I went to one of the Chinese restaurants the other night. I forgot the word for “menu” and pantomimed looking at a list of things, then choosing one. The manager yelled into the back for the cook, who then escorted me into the kitchen and showed me the larder. We were skipping the “menu” middleman, here was the purest kind of list available. I surveyed it like a connoisseur, and then described exactly what I wanted: strips of pork cooked with oyster mushrooms and garlic, over a bed of rice. He nodded, and fifteen minutes later I had an unimpeachable meal.
In the center of town is a little hill crowned by a Buddhist stupa – presumably containing the ashes of a famous historical monk. I went up there on my first day here, with Montreal Max, and we got into a conversation with a friendly monk from Luang Nam Tha. His English was surprisingly good, and he pointed out various interesting things around town from the vantage.



There was also a crowd of kids running amok on the crown of the hill, under the scowling eye of a girl about seventeen. I gave the kids bug-cards, and played with my little voice-recorder, then got them all to stand for a picture.

One of the kids had this aggressive shirt:

Yesterday I went to the Chinese market at the crossroads. You know all that crap we have at Wal-mart that’s Made in China and of marginal quality? Well that’s the super high-standard export stuff. They also make unbelievable quantities of crap, and the Communist regime ensures there is no quality assurance, because this would be an unnecessary complication in the absence of competition.
There were policemen all around the market, which made me uncomfortable about snapping too many pictures, but the Evil Teletubby was irresistible:



His pal, the Cherubic Cetacean, also made me curious. Why the exposed ribcage? Did someone at the toy factory have a flensing knife?

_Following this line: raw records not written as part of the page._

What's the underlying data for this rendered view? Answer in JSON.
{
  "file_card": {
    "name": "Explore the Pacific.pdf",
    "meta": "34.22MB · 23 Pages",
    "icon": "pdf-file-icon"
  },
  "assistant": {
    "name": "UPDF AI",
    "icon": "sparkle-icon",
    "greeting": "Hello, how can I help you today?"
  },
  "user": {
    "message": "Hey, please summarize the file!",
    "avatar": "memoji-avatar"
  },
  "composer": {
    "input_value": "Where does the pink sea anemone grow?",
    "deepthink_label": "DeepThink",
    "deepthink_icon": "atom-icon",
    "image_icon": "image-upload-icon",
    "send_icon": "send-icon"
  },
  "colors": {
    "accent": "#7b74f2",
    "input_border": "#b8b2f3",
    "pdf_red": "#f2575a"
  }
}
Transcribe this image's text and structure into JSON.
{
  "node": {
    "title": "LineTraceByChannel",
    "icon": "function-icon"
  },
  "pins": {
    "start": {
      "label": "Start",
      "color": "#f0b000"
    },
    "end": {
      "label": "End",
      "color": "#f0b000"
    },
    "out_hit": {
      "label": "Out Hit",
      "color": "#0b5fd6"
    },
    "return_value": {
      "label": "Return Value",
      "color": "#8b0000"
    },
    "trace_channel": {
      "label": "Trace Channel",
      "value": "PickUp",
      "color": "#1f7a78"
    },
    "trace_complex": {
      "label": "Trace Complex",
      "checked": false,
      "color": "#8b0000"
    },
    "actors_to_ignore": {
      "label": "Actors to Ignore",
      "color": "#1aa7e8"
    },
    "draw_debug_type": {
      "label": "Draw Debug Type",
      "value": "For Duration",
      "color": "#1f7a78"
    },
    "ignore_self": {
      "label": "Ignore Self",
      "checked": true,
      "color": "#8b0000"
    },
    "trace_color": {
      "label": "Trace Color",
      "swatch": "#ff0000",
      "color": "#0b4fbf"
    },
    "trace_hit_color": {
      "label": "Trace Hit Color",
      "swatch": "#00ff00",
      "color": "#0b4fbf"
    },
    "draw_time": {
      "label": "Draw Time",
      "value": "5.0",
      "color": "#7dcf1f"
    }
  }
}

I had planned on spending two or three days in Oudomxay. It has been almost a week, and now I need to move on. I may be out of computer range for a few days – I am going to Muang Ngoi Neuah on the Ou River, then down to Luang Prabang and then Vientiane.

1 comments:
Hi, I'm an American living in Thailand (Chiangmai) planning to go to Northern Lao to do research for an article on tea (as in "coffee & tea"), my specialty. Since you spent so much time there, did you come across any tea gardens?